Pop star Lily Allen has hit out at her former celebrity friends - saying that their behaviour left her feeling bullied.
The Somewhere Only We Know singer, 28, who retired from music four years ago, attacked today's showbiz scene, saying it was full of fake and "sterile f****** Botoxed idiots."
She told Esquire magazine that she was ostracised by people who she had counted as friends when she became pregnant.
Allen said that the Britpop scene, when people were taking drugs and "having sex with each other", was more "real".
The mother-of-two, who has made her pop comeback with new single Hard Out Here and her rendition of Somewhere Only We Know for the John Lewis advert, said of becoming famous: "I thought the people in that showbiz circle were my friends. But almost the second I got pregnant and I wasn't able to go out and party, they were suddenly quite nasty.
"There's a way that those people survive, and it's not by being nice. The way they make themselves feel powerful is to ostracise other people.
"I feel blessed to be able to recognise that but at the same time it can still feel pretty s*** when you walk into a room full of people and you can feel the eyes looking at you and people laughing.
"It's hard for me because I will eternally feel like that little bullied girl at school, because that's what I was."
The Smile singer told the magazine: "I feel like when I was growing up and dreaming of being a pop star, it was the days of Britpop when things felt authentic and anarchic, and people were taking drugs and having a lot of fun and having sex with each other and it wasn't fake, it was real.
"So excuse me if I found it a bit disappointing when I arrived and it was a bunch of sterile f****** Botoxed idiots that stank of desperation."

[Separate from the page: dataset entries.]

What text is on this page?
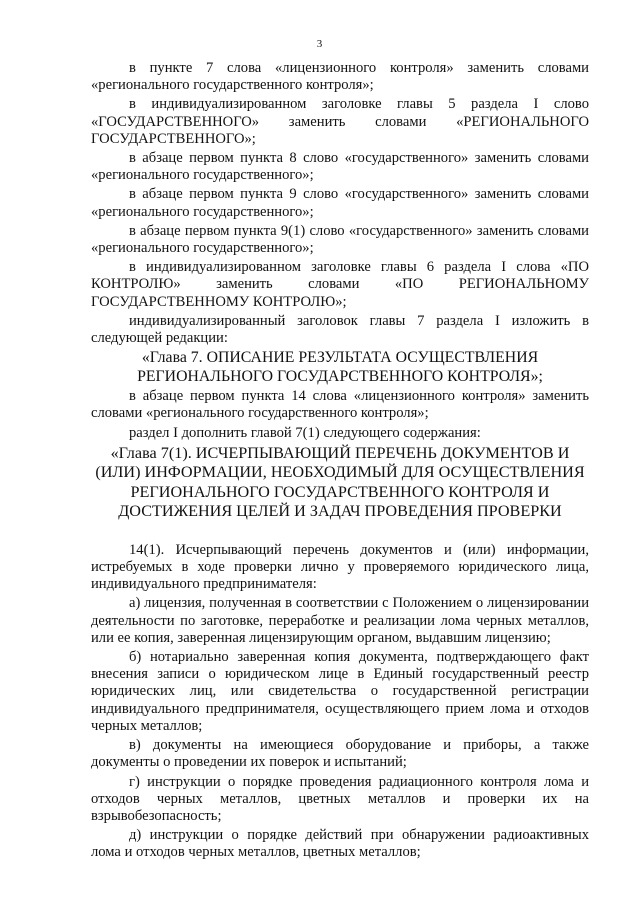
3

в пункте 7 слова «лицензионного контроля» заменить словами «регионального государственного контроля»;

в индивидуализированном заголовке главы 5 раздела I слово «ГОСУДАРСТВЕННОГО» заменить словами «РЕГИОНАЛЬНОГО ГОСУДАРСТВЕННОГО»;

в абзаце первом пункта 8 слово «государственного» заменить словами «регионального государственного»;

в абзаце первом пункта 9 слово «государственного» заменить словами «регионального государственного»;

в абзаце первом пункта 9(1) слово «государственного» заменить словами «регионального государственного»;

в индивидуализированном заголовке главы 6 раздела I слова «ПО КОНТРОЛЮ» заменить словами «ПО РЕГИОНАЛЬНОМУ ГОСУДАРСТВЕННОМУ КОНТРОЛЮ»;

индивидуализированный заголовок главы 7 раздела I изложить в следующей редакции:

«Глава 7. ОПИСАНИЕ РЕЗУЛЬТАТА ОСУЩЕСТВЛЕНИЯ РЕГИОНАЛЬНОГО ГОСУДАРСТВЕННОГО КОНТРОЛЯ»;

в абзаце первом пункта 14 слова «лицензионного контроля» заменить словами «регионального государственного контроля»;

раздел I дополнить главой 7(1) следующего содержания:

«Глава 7(1). ИСЧЕРПЫВАЮЩИЙ ПЕРЕЧЕНЬ ДОКУМЕНТОВ И (ИЛИ) ИНФОРМАЦИИ, НЕОБХОДИМЫЙ ДЛЯ ОСУЩЕСТВЛЕНИЯ РЕГИОНАЛЬНОГО ГОСУДАРСТВЕННОГО КОНТРОЛЯ И ДОСТИЖЕНИЯ ЦЕЛЕЙ И ЗАДАЧ ПРОВЕДЕНИЯ ПРОВЕРКИ

14(1). Исчерпывающий перечень документов и (или) информации, истребуемых в ходе проверки лично у проверяемого юридического лица, индивидуального предпринимателя:

а) лицензия, полученная в соответствии с Положением о лицензировании деятельности по заготовке, переработке и реализации лома черных металлов, или ее копия, заверенная лицензирующим органом, выдавшим лицензию;

б) нотариально заверенная копия документа, подтверждающего факт внесения записи о юридическом лице в Единый государственный реестр юридических лиц, или свидетельства о государственной регистрации индивидуального предпринимателя, осуществляющего прием лома и отходов черных металлов;

в) документы на имеющиеся оборудование и приборы, а также документы о проведении их поверок и испытаний;

г) инструкции о порядке проведения радиационного контроля лома и отходов черных металлов, цветных металлов и проверки их на взрывобезопасность;

д) инструкции о порядке действий при обнаружении радиоактивных лома и отходов черных металлов, цветных металлов;
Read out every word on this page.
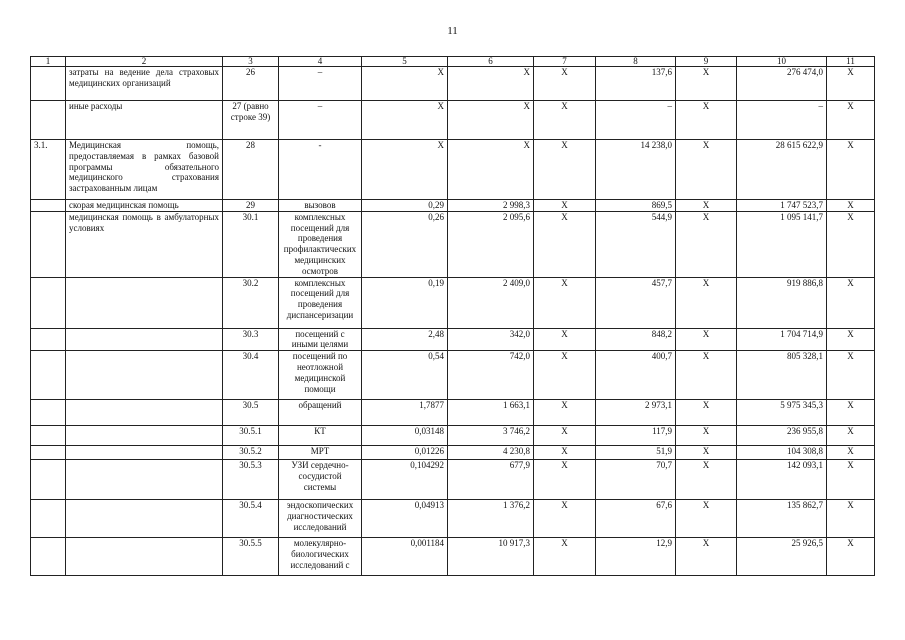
11
1	2	3	4	5	6	7	8	9	10	11
	затраты на ведение дела страховых медицинских организаций	26	–	Х	Х	Х	137,6	Х	276 474,0	Х
	иные расходы	27 (равно строке 39)	–	Х	Х	Х	–	Х	–	Х
3.1.	Медицинская помощь, предоставляемая в рамках базовой программы обязательного медицинского страхования застрахованным лицам	28	-	Х	Х	Х	14 238,0	Х	28 615 622,9	Х
	скорая медицинская помощь	29	вызовов	0,29	2 998,3	Х	869,5	Х	1 747 523,7	Х
	медицинская помощь в амбулаторных условиях	30.1	комплексных посещений для проведения профилактических медицинских осмотров	0,26	2 095,6	Х	544,9	Х	1 095 141,7	Х
		30.2	комплексных посещений для проведения диспансеризации	0,19	2 409,0	Х	457,7	Х	919 886,8	Х
		30.3	посещений с иными целями	2,48	342,0	Х	848,2	Х	1 704 714,9	Х
		30.4	посещений по неотложной медицинской помощи	0,54	742,0	Х	400,7	Х	805 328,1	Х
		30.5	обращений	1,7877	1 663,1	Х	2 973,1	Х	5 975 345,3	Х
		30.5.1	КТ	0,03148	3 746,2	Х	117,9	Х	236 955,8	Х
		30.5.2	МРТ	0,01226	4 230,8	Х	51,9	Х	104 308,8	Х
		30.5.3	УЗИ сердечно-сосудистой системы	0,104292	677,9	Х	70,7	Х	142 093,1	Х
		30.5.4	эндоскопических диагностических исследований	0,04913	1 376,2	Х	67,6	Х	135 862,7	Х
		30.5.5	молекулярно-биологических исследований с	0,001184	10 917,3	Х	12,9	Х	25 926,5	Х
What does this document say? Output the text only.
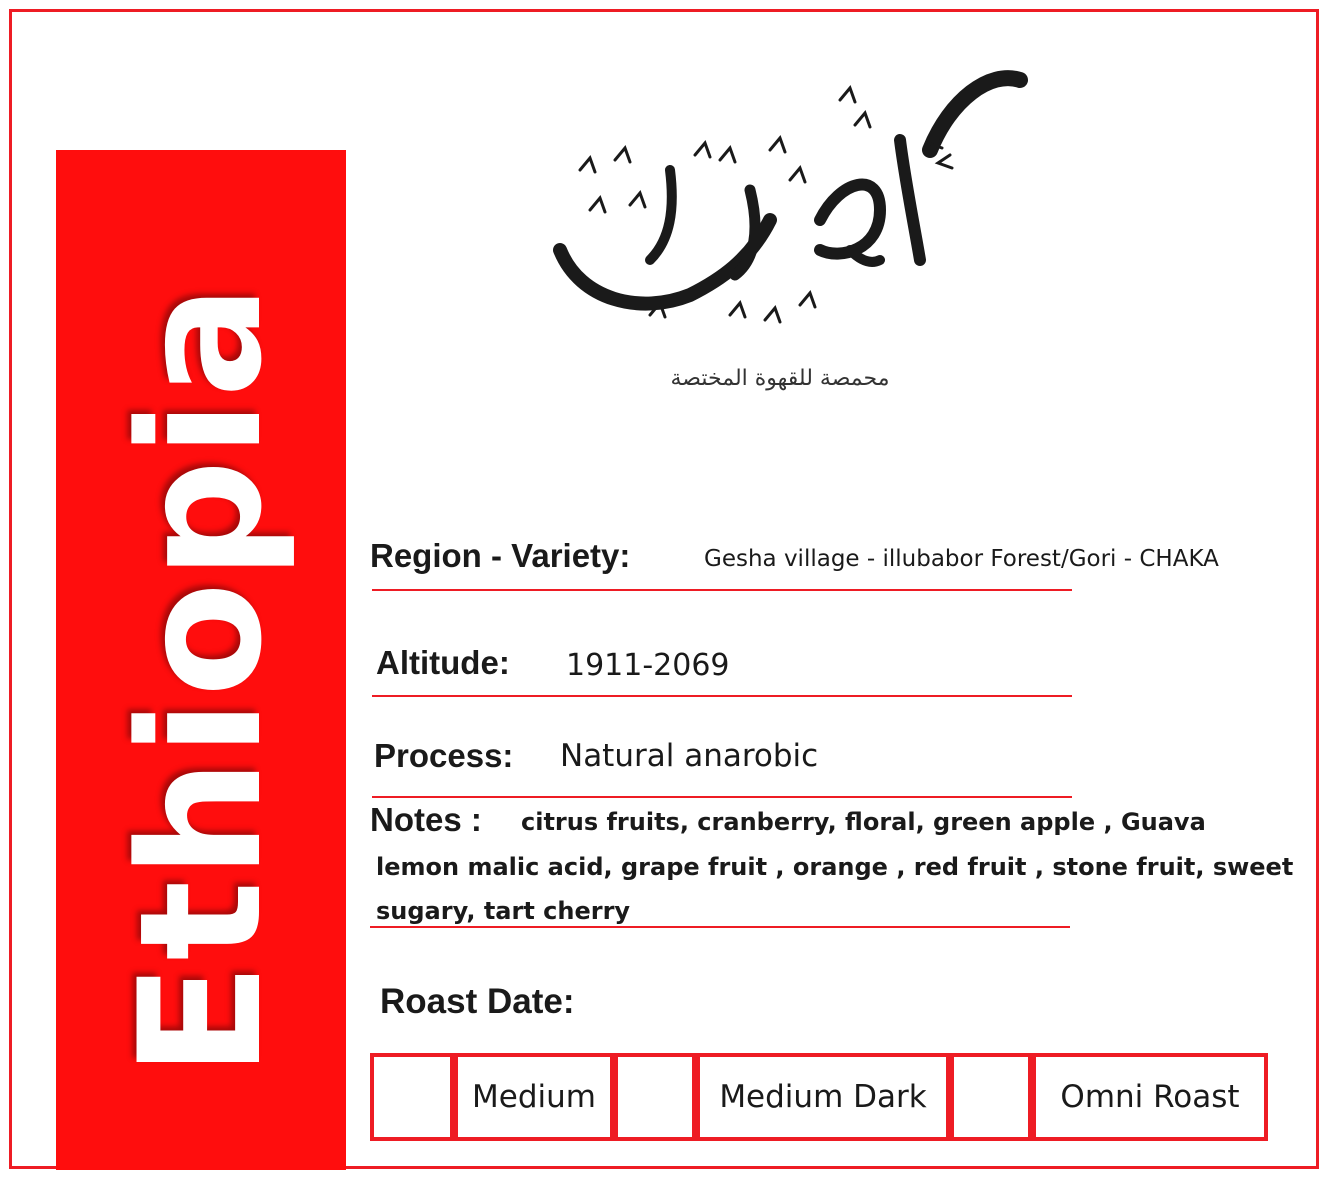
Ethiopia	محمصة للقهوة المختصة
Region - Variety:	Gesha village - illubabor Forest/Gori - CHAKA
Altitude: 1911-2069
Process: Natural anarobic
Notes : citrus fruits, cranberry, floral, green apple , Guava
lemon malic acid, grape fruit , orange , red fruit , stone fruit, sweet
sugary, tart cherry
Roast Date:
Medium	Medium Dark	Omni Roast
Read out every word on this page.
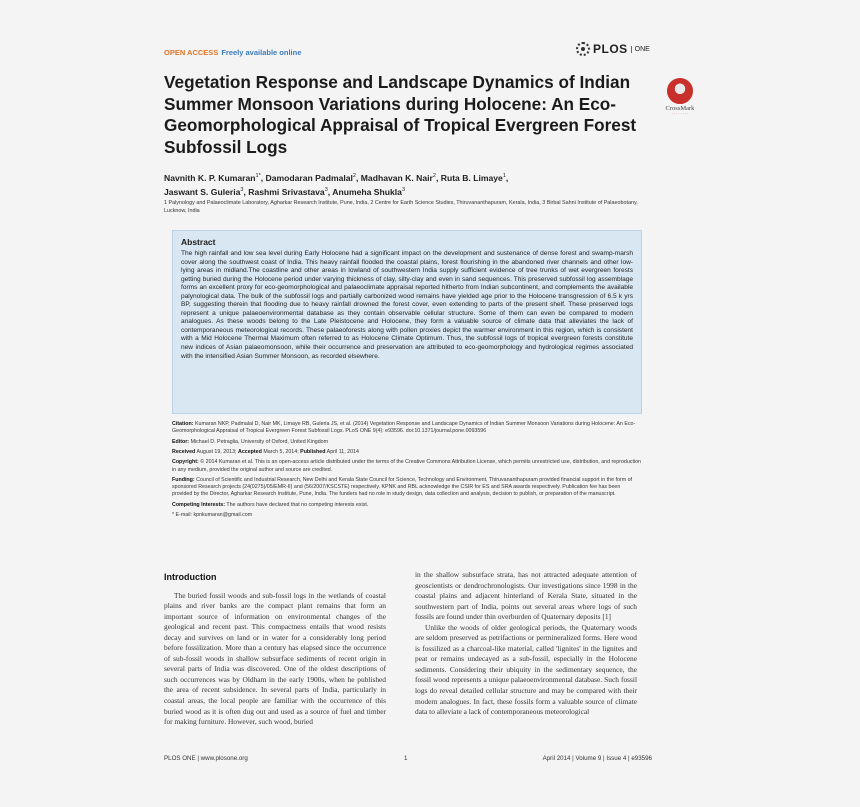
OPEN ACCESS Freely available online	PLOS	ONE
Vegetation Response and Landscape Dynamics of Indian Summer Monsoon Variations during Holocene: An Eco-Geomorphological Appraisal of Tropical Evergreen Forest Subfossil Logs
CrossMark
· · · · · · · ·
Navnith K. P. Kumaran$^{1*}$, Damodaran Padmalal$^2$, Madhavan K. Nair$^2$, Ruta B. Limaye$^1$,
Jaswant S. Guleria$^3$, Rashmi Srivastava$^3$, Anumeha Shukla$^3$
1 Palynology and Palaeoclimate Laboratory, Agharkar Research Institute, Pune, India, 2 Centre for Earth Science Studies, Thiruvananthapuram, Kerala, India, 3 Birbal Sahni Institute of Palaeobotany, Lucknow, India
Abstract

The high rainfall and low sea level during Early Holocene had a significant impact on the development and sustenance of dense forest and swamp-marsh cover along the southwest coast of India. This heavy rainfall flooded the coastal plains, forest flourishing in the abandoned river channels and other low-lying areas in midland.The coastline and other areas in lowland of southwestern India supply sufficient evidence of tree trunks of wet evergreen forests getting buried during the Holocene period under varying thickness of clay, silty-clay and even in sand sequences. This preserved subfossil log assemblage forms an excellent proxy for eco-geomorphological and palaeoclimate appraisal reported hitherto from Indian subcontinent, and complements the available palynological data. The bulk of the subfossil logs and partially carbonized wood remains have yielded age prior to the Holocene transgression of 6.5 k yrs BP, suggesting therein that flooding due to heavy rainfall drowned the forest cover, even extending to parts of the present shelf. These preserved logs represent a unique palaeoenvironmental database as they contain observable cellular structure. Some of them can even be compared to modern analogues. As these woods belong to the Late Pleistocene and Holocene, they form a valuable source of climate data that alleviates the lack of contemporaneous meteorological records. These palaeoforests along with pollen proxies depict the warmer environment in this region, which is consistent with a Mid Holocene Thermal Maximum often referred to as Holocene Climate Optimum. Thus, the subfossil logs of tropical evergreen forests constitute new indices of Asian palaeomonsoon, while their occurrence and preservation are attributed to eco-geomorphology and hydrological regimes associated with the intensified Asian Summer Monsoon, as recorded elsewhere.

Citation: Kumaran NKP, Padmalal D, Nair MK, Limaye RB, Guleria JS, et al. (2014) Vegetation Response and Landscape Dynamics of Indian Summer Monsoon Variations during Holocene: An Eco-Geomorphological Appraisal of Tropical Evergreen Forest Subfossil Logs. PLoS ONE 9(4): e93596. doi:10.1371/journal.pone.0093596

Editor: Michael D. Petraglia, University of Oxford, United Kingdom

Received August 19, 2013; Accepted March 5, 2014; Published April 11, 2014

Copyright: © 2014 Kumaran et al. This is an open-access article distributed under the terms of the Creative Commons Attribution License, which permits unrestricted use, distribution, and reproduction in any medium, provided the original author and source are credited.

Funding: Council of Scientific and Industrial Research, New Delhi and Kerala State Council for Science, Technology and Environment, Thiruvananthapuram provided financial support in the form of sponsored Research projects (24(0275)/05/EMR-II) and (56/2007/KSCSTE) respectively. KPNK and RBL acknowledge the CSIR for ES and SRA awards respectively. Publication fee has been provided by the Director, Agharkar Research Institute, Pune, India. The funders had no role in study design, data collection and analysis, decision to publish, or preparation of the manuscript.

Competing Interests: The authors have declared that no competing interests exist.

* E-mail: kpnkumaran@gmail.com

Introduction

The buried fossil woods and sub-fossil logs in the wetlands of coastal plains and river banks are the compact plant remains that form an important source of information on environmental changes of the geological and recent past. This compactness entails that wood resists decay and survives on land or in water for a considerably long period before fossilization. More than a century has elapsed since the occurrence of sub-fossil woods in shallow subsurface sediments of recent origin in several parts of India was discovered. One of the oldest descriptions of such occurrences was by Oldham in the early 1900s, when he published the area of recent subsidence. In several parts of India, particularly in coastal areas, the local people are familiar with the occurrence of this buried wood as it is often dug out and used as a source of fuel and timber for making furniture. However, such wood, buried

in the shallow subsurface strata, has not attracted adequate attention of geoscientists or dendrochronologists. Our investigations since 1998 in the coastal plains and adjacent hinterland of Kerala State, situated in the southwestern part of India, points out several areas where logs of such fossils are found under thin overburden of Quaternary deposits [1]

Unlike the woods of older geological periods, the Quaternary woods are seldom preserved as petrifactions or permineralized forms. Here wood is fossilized as a charcoal-like material, called 'lignites' in the lignites and peat or remains undecayed as a sub-fossil, especially in the Holocene sediments. Considering their ubiquity in the sedimentary sequence, the fossil wood represents a unique palaeoenvironmental database. Such fossil logs do reveal detailed cellular structure and may be compared with their modern analogues. In fact, these fossils form a valuable source of climate data to alleviate a lack of contemporaneous meteorological

PLOS ONE | www.plosone.org	1	April 2014 | Volume 9 | Issue 4 | e93596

Allen said that she retired from the pop world because she was "at the end of my tether" and "had enough of people constantly hacking at me".
"I think once you're exhausted physically and mentally, it does get you down," she added.
But Allen, who returned to the top of the UK singles chart with her cover version of Keane's Somewhere Only We Know, said of her new outlook on life: "I feel very lucky. I couldn't ask for much more really. And actually I'm not really asking for much more."
"I'm not trying to take over the world here. I don't want to be Rihanna. I want to sell some records, sell some tickets to my shows and live my life."